En ces figures où la beauté ne se sépare pas de la douleur, où le Verbe fait poète unit en lui la parole et la violence, se montre d’abord l’origine du discours, analogue au « commencement rhapsodique de la pensée » évoqué par Kant. Le leitmotiv du Cántico (« salé, je sortis », dit l’Épouse) désigne le poème lui-même, qui sort, événement singulier. Cette naissance, marquée par l’histoire, est aussi principe d’histoire : il n’y a du temps que s’il y a du commencement. Pas d’histoire sans événement. Aussi, bien loin de s’opposer à l’historicité, l’irruption d’un présent l’impulse, – à la manière dont l’acte énonciatif (à la fois modèle et petite monnaie de l’acte poétique) introduit une temporalité dans la langue. Mais ce commencement n’est pas pensable en lui-même. Il survient soudain, abrupt (« jählings », dit Hölderlin), on ne sait pas d’où, sans pourquoi. L’originaire se rapporte non à ce qui le précède, mais à ce qu’il instaure. « La poésie ne naît pas : elle engendre15. » Elle se reconnaît à ce qu’elle fait naître16.

5L’« acte poétique » consiste donc chez Jean de la Croix à inciser dans la parole le point aveugle par où se fonde une historicité nouvelle ; il opère dans ou malgré l’histoire le faire d’une histoire autre en la refondant sur de nouveaux contrats. Dans les écrits du carme, l’impossible par rapport auquel l’acte poétique rencontre sa fonction éthique prend la forme d’une prison, qui recouvre tout autant la prison réelle où il écrit son Cantique que la « conjoncture » historique où il se trouve enfermé : « Le poétique est invention d’espace dans une prison17. » Le poétique est justement ce qui opère dans la « fable », définie comme « le discours qui prend en charge la question du commencement et qui est un commencement18 », la liaison de l’autorité et du commencement, ce qui institue le commencement en principe éthique d’un faire nouveau.

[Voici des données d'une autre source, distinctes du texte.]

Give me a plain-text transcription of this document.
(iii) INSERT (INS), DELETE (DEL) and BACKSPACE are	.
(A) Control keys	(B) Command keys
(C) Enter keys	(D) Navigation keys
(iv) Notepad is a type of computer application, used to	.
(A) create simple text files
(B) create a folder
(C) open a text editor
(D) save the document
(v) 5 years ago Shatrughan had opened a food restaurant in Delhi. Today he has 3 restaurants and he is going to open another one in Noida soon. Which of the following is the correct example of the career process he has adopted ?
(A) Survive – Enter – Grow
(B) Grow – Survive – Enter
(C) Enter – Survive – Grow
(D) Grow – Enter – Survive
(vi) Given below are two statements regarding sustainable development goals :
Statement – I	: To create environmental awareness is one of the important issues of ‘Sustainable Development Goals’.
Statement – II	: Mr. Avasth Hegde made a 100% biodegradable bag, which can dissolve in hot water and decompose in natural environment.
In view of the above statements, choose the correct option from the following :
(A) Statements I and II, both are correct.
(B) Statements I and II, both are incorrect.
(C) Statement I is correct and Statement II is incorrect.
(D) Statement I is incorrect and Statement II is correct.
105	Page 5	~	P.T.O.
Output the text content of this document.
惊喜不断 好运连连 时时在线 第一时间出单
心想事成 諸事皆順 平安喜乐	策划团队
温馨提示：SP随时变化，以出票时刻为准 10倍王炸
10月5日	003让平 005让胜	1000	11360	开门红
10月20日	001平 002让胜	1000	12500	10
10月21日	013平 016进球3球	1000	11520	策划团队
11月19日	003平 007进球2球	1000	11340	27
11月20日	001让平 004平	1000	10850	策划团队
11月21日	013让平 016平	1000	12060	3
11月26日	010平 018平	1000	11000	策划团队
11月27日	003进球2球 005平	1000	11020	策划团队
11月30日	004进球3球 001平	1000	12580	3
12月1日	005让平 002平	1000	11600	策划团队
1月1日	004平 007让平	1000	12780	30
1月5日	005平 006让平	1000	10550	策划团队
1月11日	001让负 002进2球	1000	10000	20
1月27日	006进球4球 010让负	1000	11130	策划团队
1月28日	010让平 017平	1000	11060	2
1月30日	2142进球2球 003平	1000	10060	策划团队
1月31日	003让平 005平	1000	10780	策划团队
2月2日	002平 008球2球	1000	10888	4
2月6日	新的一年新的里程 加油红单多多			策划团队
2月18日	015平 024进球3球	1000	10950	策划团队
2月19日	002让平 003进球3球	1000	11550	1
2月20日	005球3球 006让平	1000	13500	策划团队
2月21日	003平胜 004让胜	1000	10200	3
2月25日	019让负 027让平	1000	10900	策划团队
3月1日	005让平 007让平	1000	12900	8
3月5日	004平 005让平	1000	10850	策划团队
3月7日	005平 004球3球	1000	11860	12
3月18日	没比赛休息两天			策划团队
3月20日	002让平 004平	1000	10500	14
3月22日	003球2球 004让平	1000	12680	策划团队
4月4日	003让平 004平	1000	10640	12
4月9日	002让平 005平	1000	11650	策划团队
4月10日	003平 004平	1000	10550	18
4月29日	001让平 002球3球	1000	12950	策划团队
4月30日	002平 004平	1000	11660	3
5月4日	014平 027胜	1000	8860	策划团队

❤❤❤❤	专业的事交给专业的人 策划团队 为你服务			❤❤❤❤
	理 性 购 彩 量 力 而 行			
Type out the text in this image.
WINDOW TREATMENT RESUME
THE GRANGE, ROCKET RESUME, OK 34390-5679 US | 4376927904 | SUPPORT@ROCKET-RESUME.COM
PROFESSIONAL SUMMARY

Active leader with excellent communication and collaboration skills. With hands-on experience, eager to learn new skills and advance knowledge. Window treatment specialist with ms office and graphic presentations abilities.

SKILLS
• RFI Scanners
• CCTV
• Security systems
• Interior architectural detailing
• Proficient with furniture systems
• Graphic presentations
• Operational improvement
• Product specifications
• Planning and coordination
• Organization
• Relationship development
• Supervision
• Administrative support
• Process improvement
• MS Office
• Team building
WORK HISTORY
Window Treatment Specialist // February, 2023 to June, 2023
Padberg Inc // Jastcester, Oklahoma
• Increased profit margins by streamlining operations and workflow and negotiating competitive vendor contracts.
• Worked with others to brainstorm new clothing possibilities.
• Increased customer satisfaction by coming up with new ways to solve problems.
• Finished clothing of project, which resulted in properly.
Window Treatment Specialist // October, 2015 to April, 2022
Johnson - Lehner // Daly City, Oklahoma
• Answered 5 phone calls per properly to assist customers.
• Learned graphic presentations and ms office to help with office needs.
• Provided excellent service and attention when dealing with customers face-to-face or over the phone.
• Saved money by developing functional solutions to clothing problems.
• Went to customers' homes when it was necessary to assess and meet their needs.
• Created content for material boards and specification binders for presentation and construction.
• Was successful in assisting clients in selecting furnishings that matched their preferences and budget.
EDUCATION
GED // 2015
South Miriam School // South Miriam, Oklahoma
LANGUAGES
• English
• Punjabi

Les deux moyens de l’autorisation poétique

6Pour s’autoriser, le faire poétique dispose de deux moyens, l’un subjectif, centré autour de la question de l’énonciation, l’autre esthétique, organisé par le concept de beauté. Ce sont justement ces deux moyens qui permettent à Michel de Certeau de rapprocher discours poétique et discours mystique.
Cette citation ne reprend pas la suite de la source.